Reputation: 1011
I am doing some text processing with text scraped from the web. I was thinking of decoding the raw text before
raw_html= raw_html.decode("iso-8859-1")
And later encode to UTF so I would not have problems with the encoding...
raw_html= raw_html.encode("UTF-8")
The issue is that despite knowing the web page encoding I keep getting errors in the decode part...
UnicodeEncodeError: 'ascii' codec can't encode character u'\u20ac' in position 302: ordinal not in range(128)
I will be dealing with many languages, but not so many web pages (so my idea of manually setting the encode). And I would like to be able to convert all the languages (english, french, spanish, Portuguese) to a common base to work with.

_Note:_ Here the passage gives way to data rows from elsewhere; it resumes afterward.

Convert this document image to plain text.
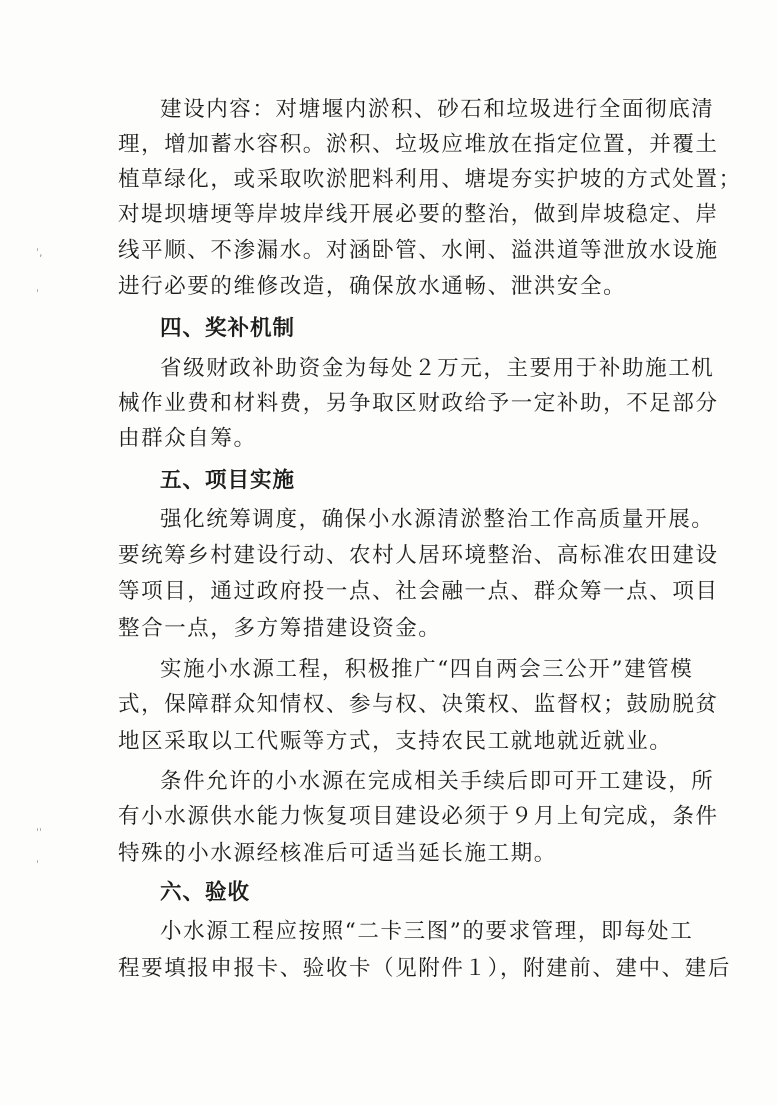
建设内容：对塘堰内淤积、砂石和垃圾进行全面彻底清
理，增加蓄水容积。淤积、垃圾应堆放在指定位置，并覆土
植草绿化，或采取吹淤肥料利用、塘堤夯实护坡的方式处置；
对堤坝塘埂等岸坡岸线开展必要的整治，做到岸坡稳定、岸
线平顺、不渗漏水。对涵卧管、水闸、溢洪道等泄放水设施
进行必要的维修改造，确保放水通畅、泄洪安全。
四、奖补机制
省级财政补助资金为每处２万元，主要用于补助施工机
械作业费和材料费，另争取区财政给予一定补助，不足部分
由群众自筹。
五、项目实施
强化统筹调度，确保小水源清淤整治工作高质量开展。
要统筹乡村建设行动、农村人居环境整治、高标准农田建设
等项目，通过政府投一点、社会融一点、群众筹一点、项目
整合一点，多方筹措建设资金。
实施小水源工程，积极推广“四自两会三公开”建管模
式，保障群众知情权、参与权、决策权、监督权；鼓励脱贫
地区采取以工代赈等方式，支持农民工就地就近就业。
条件允许的小水源在完成相关手续后即可开工建设，所
有小水源供水能力恢复项目建设必须于９月上旬完成，条件
特殊的小水源经核准后可适当延长施工期。
六、验收
小水源工程应按照“二卡三图”的要求管理，即每处工
程要填报申报卡、验收卡（见附件１），附建前、建中、建后
ˈ,
ˈ
ˈˈ
ˈ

What would you suggest?
Upvotes: 0
Views: 181
Reputation: 1122082
If raw_html.decode()
gives you an encoding exception, then it was already Unicode:
>>> u'é'.decode('latin1')
Traceback (most recent call last):
File "<stdin>", line 1, in <module>
UnicodeEncodeError: 'ascii' codec can't encode character u'\xe9' in position 0: ordinal not in range(128)
because Python 2 implicitly first tries to encode (with the default ASCII codec) when trying to 'decode' Unicode values.
Upvotes: 2